Description
The Washington Color Gallery focuses on Washington Color School and related artists, along with works by great printmakers. This work by the great printmaker Gordon House is a fine example of truly excellent print-making, though it depicts a world far from Washington, D.C. It weaves together compelling imagery, history, technical prowess, and imagination to create a work of beauty.
House was born in Wales but lived and worked in London all his adult life. Nevertheless, he always held a deep attachment to his native Wales. He once wrote, “On leaving the valley of my origin there has always been that pull to return.” In 1975, House bought a house in Penrhos on the Welsh borders which he visited nearly every weekend for the following decade. He described:
The landscape from the house, which was raised above the fields sloping away, was probably as it had been for hundreds of years. To me it was even reminiscent of the background landscapes seen in Italian Renaissance paintings. In the distance one could see the higher, familiar ground, the beginning of the Brecon Beacons. Blorenge, Sugarloaf and Skirrid. Not quite as my childhood memories of the hilly Wales surrounding the industrial black valley further south, but for me it was still Wales.
The local landscape and the characters he met there, his memories from childhood and the area’s historical and mythical past all found expression in many of House’s paintings and prints, but most notably in The Welsh Portfolio, from which this print comes.
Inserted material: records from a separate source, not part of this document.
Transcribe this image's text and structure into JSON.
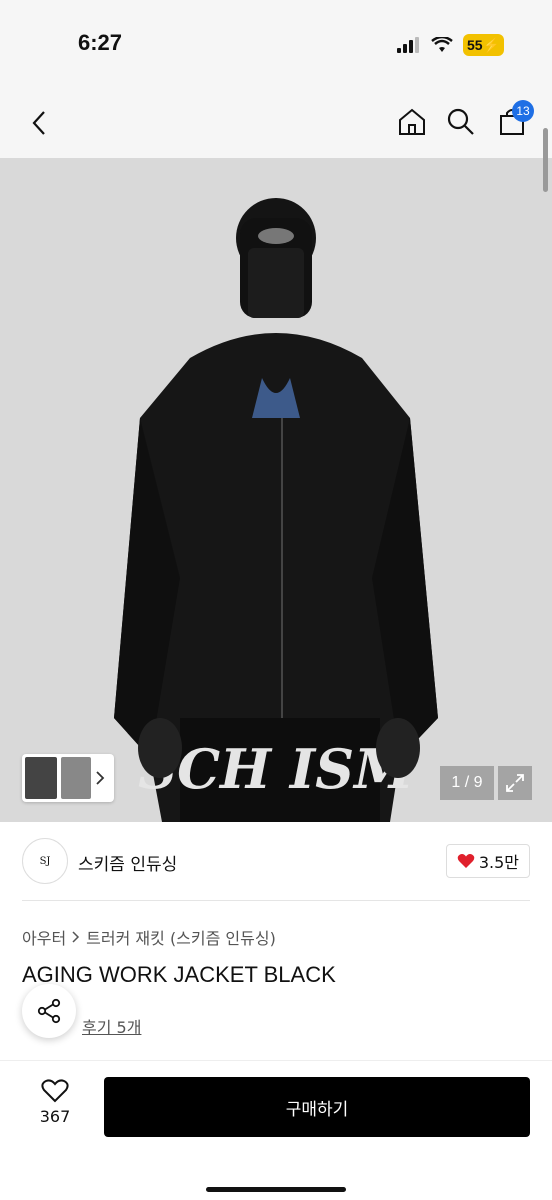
{
  "status": {
    "time": "6:27",
    "battery": "55"
  },
  "header": {
    "cart_count": "13"
  },
  "gallery": {
    "pager": "1 / 9"
  },
  "hero_print": "SCH ISM",
  "brand": {
    "logo_text": "SJ",
    "name": "스키즘 인듀싱",
    "likes": "3.5만"
  },
  "breadcrumb": {
    "category": "아우터",
    "subcategory": "트러커 재킷 (스키즘 인듀싱)"
  },
  "product": {
    "title": "AGING WORK JACKET BLACK",
    "review_link": "후기 5개"
  },
  "bottom": {
    "wish_count": "367",
    "buy_label": "구매하기"
  },
  "colors": {
    "accent": "#1f6fe5",
    "heart": "#e0202c",
    "battery": "#f2c100"
  }
}
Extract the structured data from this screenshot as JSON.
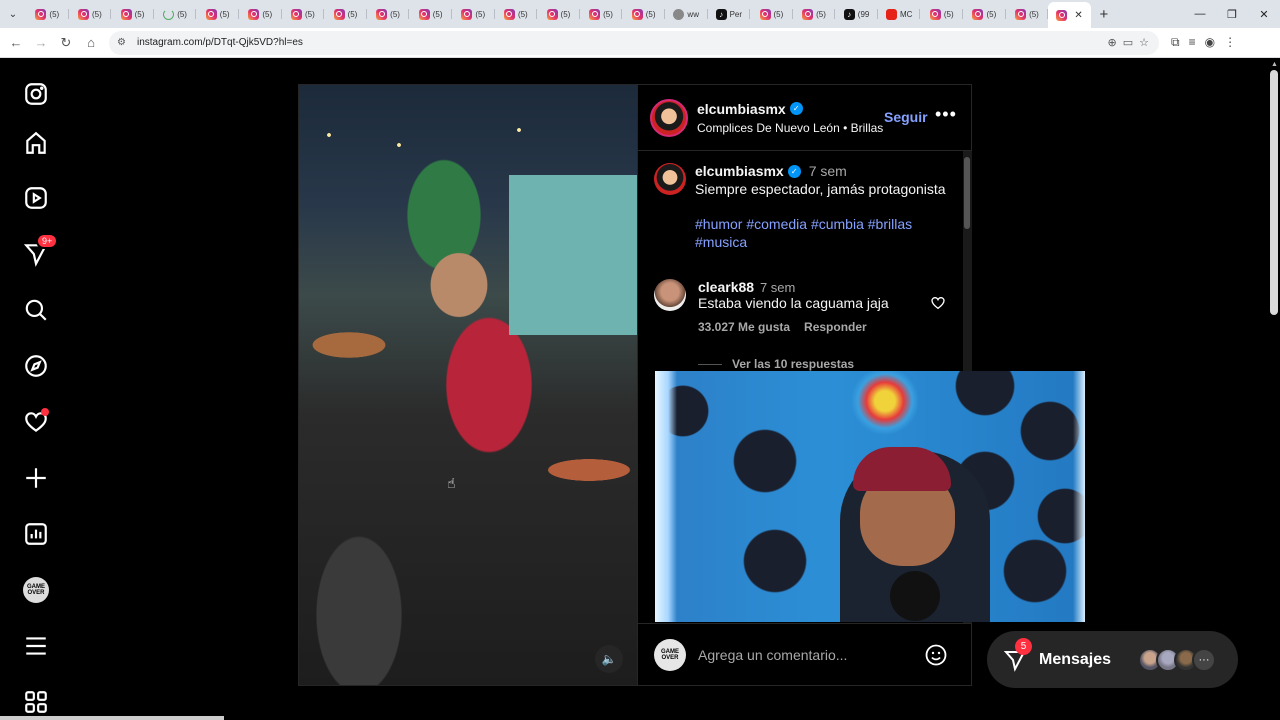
{
  "browser": {
    "tabs": [
      {
        "icon": "instagram-icon",
        "label": "(5)"
      },
      {
        "icon": "instagram-icon",
        "label": "(5)"
      },
      {
        "icon": "instagram-icon",
        "label": "(5)"
      },
      {
        "icon": "loading-icon",
        "label": "(5)"
      },
      {
        "icon": "instagram-icon",
        "label": "(5)"
      },
      {
        "icon": "instagram-icon",
        "label": "(5)"
      },
      {
        "icon": "instagram-icon",
        "label": "(5)"
      },
      {
        "icon": "instagram-icon",
        "label": "(5)"
      },
      {
        "icon": "instagram-icon",
        "label": "(5)"
      },
      {
        "icon": "instagram-icon",
        "label": "(5)"
      },
      {
        "icon": "instagram-icon",
        "label": "(5)"
      },
      {
        "icon": "instagram-icon",
        "label": "(5)"
      },
      {
        "icon": "instagram-icon",
        "label": "(5)"
      },
      {
        "icon": "instagram-icon",
        "label": "(5)"
      },
      {
        "icon": "instagram-icon",
        "label": "(5)"
      },
      {
        "icon": "web-icon",
        "label": "ww"
      },
      {
        "icon": "tiktok-icon",
        "label": "Per"
      },
      {
        "icon": "instagram-icon",
        "label": "(5)"
      },
      {
        "icon": "instagram-icon",
        "label": "(5)"
      },
      {
        "icon": "tiktok-icon",
        "label": "(99"
      },
      {
        "icon": "youtube-icon",
        "label": "MC"
      },
      {
        "icon": "instagram-icon",
        "label": "(5)"
      },
      {
        "icon": "instagram-icon",
        "label": "(5)"
      },
      {
        "icon": "instagram-icon",
        "label": "(5)"
      },
      {
        "icon": "instagram-icon",
        "label": "(5)"
      }
    ],
    "active_tab_close": "✕",
    "new_tab": "+",
    "url": "instagram.com/p/DTqt-Qjk5VD?hl=es"
  },
  "post": {
    "author": "elcumbiasmx",
    "location": "Complices De Nuevo León • Brillas",
    "follow_label": "Seguir",
    "more_label": "•••",
    "caption": {
      "author": "elcumbiasmx",
      "time": "7 sem",
      "text": "Siempre espectador, jamás protagonista",
      "hashtags": "#humor #comedia #cumbia #brillas #musica"
    },
    "comment": {
      "author": "cleark88",
      "time": "7 sem",
      "text": "Estaba viendo la caguama jaja",
      "likes": "33.027 Me gusta",
      "reply_label": "Responder",
      "view_replies": "Ver las 10 respuestas"
    },
    "add_comment_placeholder": "Agrega un comentario...",
    "commenter_avatar_text": "GAME OVER"
  },
  "nav": {
    "notifications_badge": "9+",
    "profile_avatar_text": "GAME OVER"
  },
  "messages": {
    "label": "Mensajes",
    "badge": "5",
    "more": "···"
  }
}
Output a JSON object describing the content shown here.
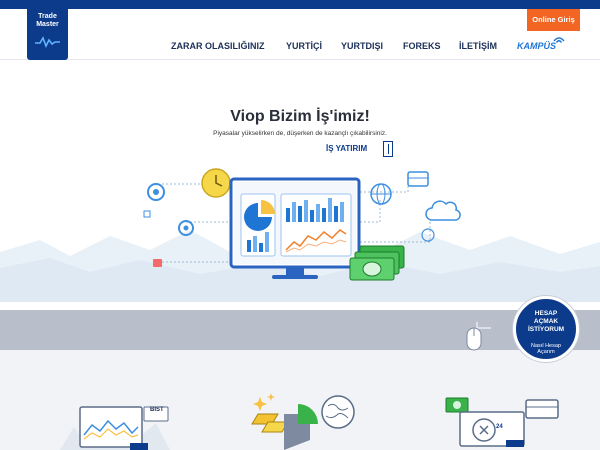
{
  "brand": {
    "line1": "Trade",
    "line2": "Master"
  },
  "header": {
    "online_label": "Online Giriş"
  },
  "nav": {
    "items": [
      {
        "label": "ZARAR OLASILIĞINIZ"
      },
      {
        "label": "YURTİÇİ"
      },
      {
        "label": "YURTDIŞI"
      },
      {
        "label": "FOREKS"
      },
      {
        "label": "İLETİŞİM"
      },
      {
        "label": "KAMPÜS"
      }
    ]
  },
  "hero": {
    "title": "Viop Bizim İş'imiz!",
    "subtitle": "Piyasalar yükselirken de, düşerken de kazançlı çıkabilirsiniz.",
    "partner": "İŞ YATIRIM",
    "slides": {
      "count": 3,
      "active": 1
    }
  },
  "cta": {
    "line1": "HESAP",
    "line2": "AÇMAK",
    "line3": "İSTİYORUM",
    "sub1": "Nasıl Hesap",
    "sub2": "Açarım"
  },
  "features": {
    "bist_label": "BIST",
    "fx_label": "24"
  },
  "colors": {
    "brand_blue": "#0d3b8c",
    "accent_orange": "#f26522",
    "link_blue": "#1f75d4"
  }
}
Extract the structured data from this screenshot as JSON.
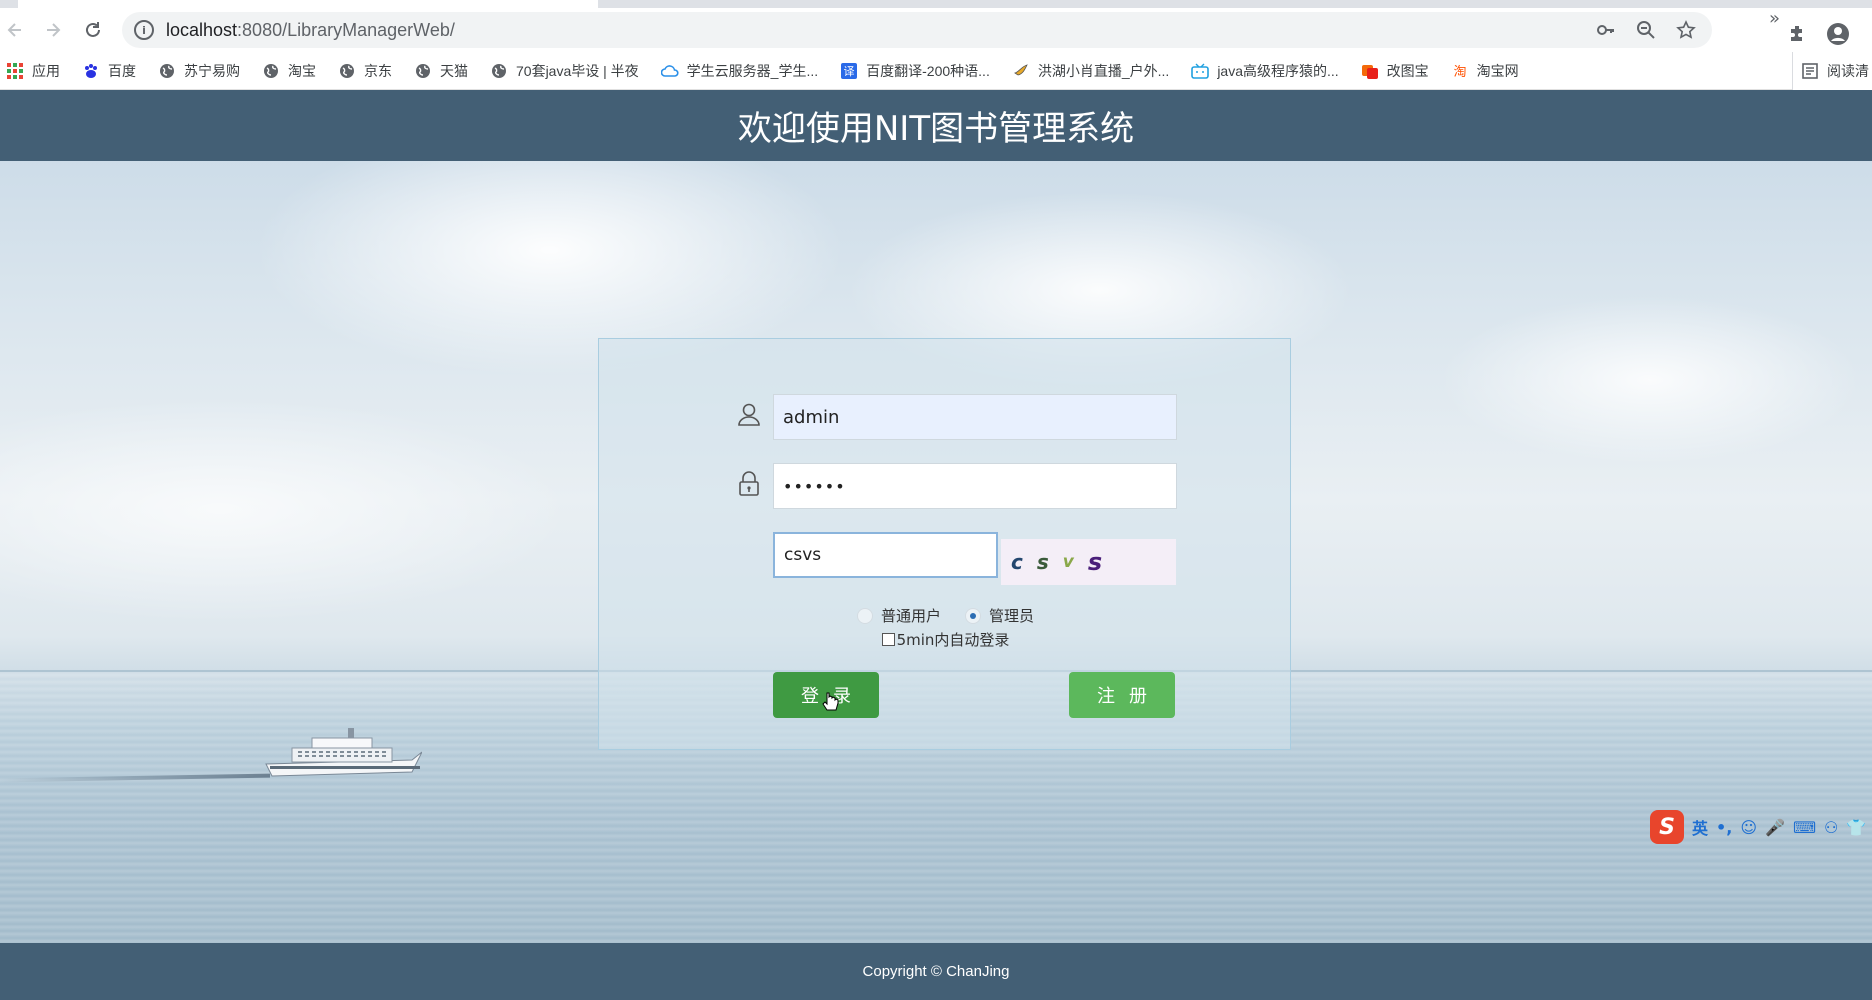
{
  "browser": {
    "url_host": "localhost",
    "url_path": ":8080/LibraryManagerWeb/",
    "bookmarks": [
      {
        "label": "应用",
        "icon": "apps-grid-icon"
      },
      {
        "label": "百度",
        "icon": "baidu-paw-icon"
      },
      {
        "label": "苏宁易购",
        "icon": "globe-icon"
      },
      {
        "label": "淘宝",
        "icon": "globe-icon"
      },
      {
        "label": "京东",
        "icon": "globe-icon"
      },
      {
        "label": "天猫",
        "icon": "globe-icon"
      },
      {
        "label": "70套java毕设 | 半夜",
        "icon": "globe-icon"
      },
      {
        "label": "学生云服务器_学生...",
        "icon": "cloud-icon"
      },
      {
        "label": "百度翻译-200种语...",
        "icon": "translate-icon"
      },
      {
        "label": "洪湖小肖直播_户外...",
        "icon": "bird-icon"
      },
      {
        "label": "java高级程序猿的...",
        "icon": "bilibili-tv-icon"
      },
      {
        "label": "改图宝",
        "icon": "image-edit-icon"
      },
      {
        "label": "淘宝网",
        "icon": "taobao-icon"
      }
    ],
    "bookmarks_more": "»",
    "reading_list": "阅读清"
  },
  "header": {
    "title": "欢迎使用NIT图书管理系统"
  },
  "login": {
    "username_value": "admin",
    "password_value": "••••••",
    "captcha_value": "csvs",
    "captcha_chars": [
      "c",
      "s",
      "v",
      "s"
    ],
    "role_options": [
      {
        "label": "普通用户",
        "selected": false
      },
      {
        "label": "管理员",
        "selected": true
      }
    ],
    "auto_login_label": "5min内自动登录",
    "login_button": "登录",
    "register_button": "注册"
  },
  "footer": {
    "copyright": "Copyright © ChanJing"
  },
  "ime": {
    "mode": "英",
    "punct": "•,"
  },
  "colors": {
    "header_bg": "#435f75",
    "login_btn": "#3f9a42",
    "register_btn": "#5cb85c",
    "radio_selected": "#2c6db3"
  }
}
The happy green color that dominates this picture reflects the pleasant and relaxing sea-front area of Mumbles on the southern coast of Wales. The title of this work, “Mumbles (Dylan)”, is a plain reference to the writer Dylan Thomas, who was born and raised in Swansea, the city which sits astride Swansea Bay depicted in this print. A peninsula juts out into the bay, pointing at the large rocks which rise up out of the ocean. Those rocks, which are known as the Mumbles Rocks, give the area its local nickname. One of the largest of those rocks is the pediment of an old lighthouse, which warns boats away from the treacherous rocks.